The Required Modifications and the Effectiveness of the Current Awareness Programs for Thalassaemia Disease Management and Prevalence Controlling in Sri Lanka

Abstract

Thalassaemia is a chronic, genetically inherited, autosomal recessive blood disease. Thalassaemia patients suffer serious illnesses with socio-economic problems and need treatments throughout their lifetime. The estimated number of Thalassaemia homozygote patients in Sri Lanka is 2000 and Beta Thalassaemia carriers count is 2.2% of the population. The objectives of this study are to identify the present knowledge and attitude of patients and their families about thalassaemia, identify the carrier’s awareness and interest in the screening test and evaluate the effectiveness of the awareness programs. This research was conducted in the National Thalassaemia Centre in Kurunegala and was a community-based cross-sectional study. Data collection tools were structured interviews, observation method and literature sources. Twenty-five percent from each study population of different ages of patients, fifty parents, and fifty carriers in was the study sample. Patients below 12 years think that they need a bone marrow transplantation unit and adult patients believe correct blood transfusions and iron chelation can manage the disease positively.

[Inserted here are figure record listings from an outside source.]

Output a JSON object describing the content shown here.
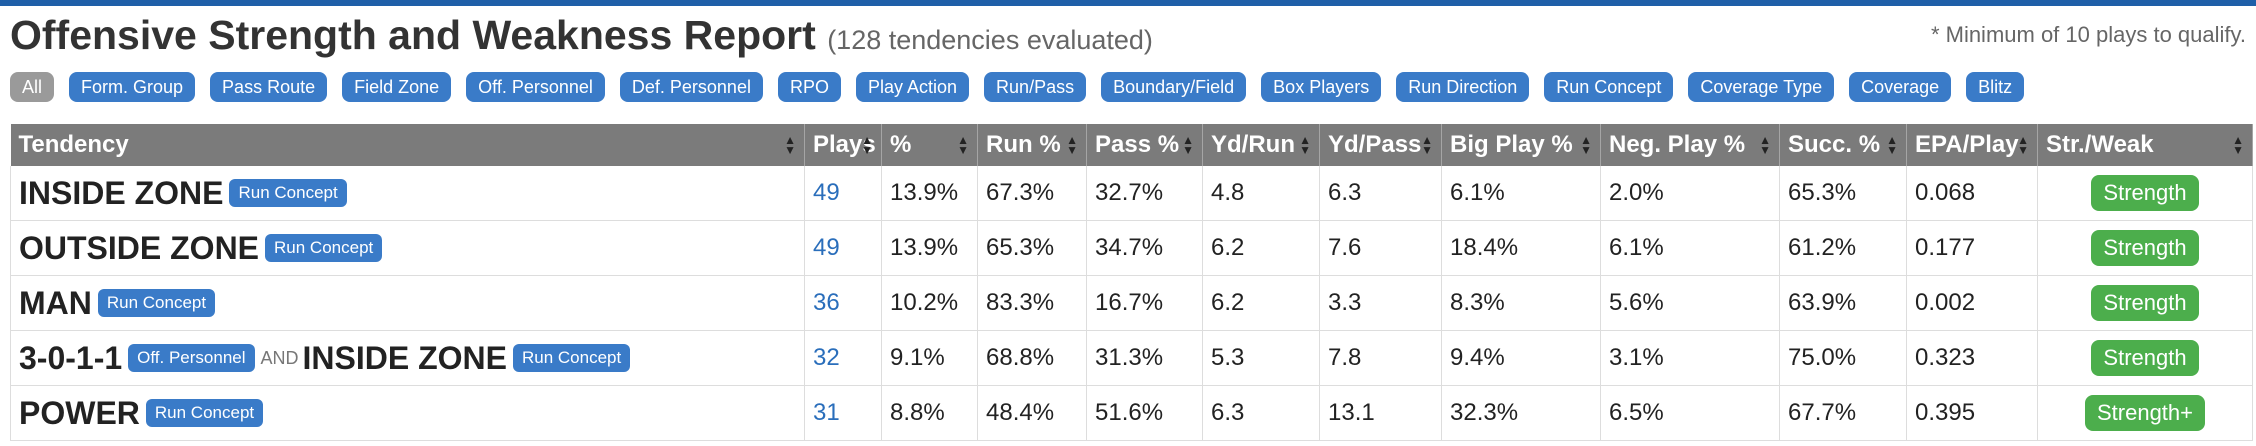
{
  "header": {
    "title": "Offensive Strength and Weakness Report",
    "subtitle": "(128 tendencies evaluated)",
    "note": "* Minimum of 10 plays to qualify."
  },
  "filters": [
    {
      "label": "All",
      "active": true
    },
    {
      "label": "Form. Group"
    },
    {
      "label": "Pass Route"
    },
    {
      "label": "Field Zone"
    },
    {
      "label": "Off. Personnel"
    },
    {
      "label": "Def. Personnel"
    },
    {
      "label": "RPO"
    },
    {
      "label": "Play Action"
    },
    {
      "label": "Run/Pass"
    },
    {
      "label": "Boundary/Field"
    },
    {
      "label": "Box Players"
    },
    {
      "label": "Run Direction"
    },
    {
      "label": "Run Concept"
    },
    {
      "label": "Coverage Type"
    },
    {
      "label": "Coverage"
    },
    {
      "label": "Blitz"
    }
  ],
  "table": {
    "columns": [
      "Tendency",
      "Plays",
      "%",
      "Run %",
      "Pass %",
      "Yd/Run",
      "Yd/Pass",
      "Big Play %",
      "Neg. Play %",
      "Succ. %",
      "EPA/Play",
      "Str./Weak"
    ],
    "rows": [
      {
        "tendency": {
          "name": "INSIDE ZONE",
          "tag": "Run Concept"
        },
        "plays": "49",
        "pct": "13.9%",
        "run": "67.3%",
        "pass": "32.7%",
        "ydrun": "4.8",
        "ydpass": "6.3",
        "big": "6.1%",
        "neg": "2.0%",
        "succ": "65.3%",
        "epa": "0.068",
        "sw": "Strength"
      },
      {
        "tendency": {
          "name": "OUTSIDE ZONE",
          "tag": "Run Concept"
        },
        "plays": "49",
        "pct": "13.9%",
        "run": "65.3%",
        "pass": "34.7%",
        "ydrun": "6.2",
        "ydpass": "7.6",
        "big": "18.4%",
        "neg": "6.1%",
        "succ": "61.2%",
        "epa": "0.177",
        "sw": "Strength"
      },
      {
        "tendency": {
          "name": "MAN",
          "tag": "Run Concept"
        },
        "plays": "36",
        "pct": "10.2%",
        "run": "83.3%",
        "pass": "16.7%",
        "ydrun": "6.2",
        "ydpass": "3.3",
        "big": "8.3%",
        "neg": "5.6%",
        "succ": "63.9%",
        "epa": "0.002",
        "sw": "Strength"
      },
      {
        "tendency": {
          "name": "3-0-1-1",
          "tag": "Off. Personnel",
          "and": "AND",
          "name2": "INSIDE ZONE",
          "tag2": "Run Concept"
        },
        "plays": "32",
        "pct": "9.1%",
        "run": "68.8%",
        "pass": "31.3%",
        "ydrun": "5.3",
        "ydpass": "7.8",
        "big": "9.4%",
        "neg": "3.1%",
        "succ": "75.0%",
        "epa": "0.323",
        "sw": "Strength"
      },
      {
        "tendency": {
          "name": "POWER",
          "tag": "Run Concept"
        },
        "plays": "31",
        "pct": "8.8%",
        "run": "48.4%",
        "pass": "51.6%",
        "ydrun": "6.3",
        "ydpass": "13.1",
        "big": "32.3%",
        "neg": "6.5%",
        "succ": "67.7%",
        "epa": "0.395",
        "sw": "Strength+"
      }
    ]
  }
}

This knowledge was mostly given by the hospital and the contribution of mass media is slight. Carriers have a relatively better awareness of their condition. But their relatives are impassive about screening tests because they have fear and shame about the disease and carrier condition. People think that there is no change, positive or otherwise in the population with awareness programs. The major reason is because awareness does not reach the correct persons effectively. A detailed clinical and social knowledge of the disease should be included in the mass media communications and school syllabus.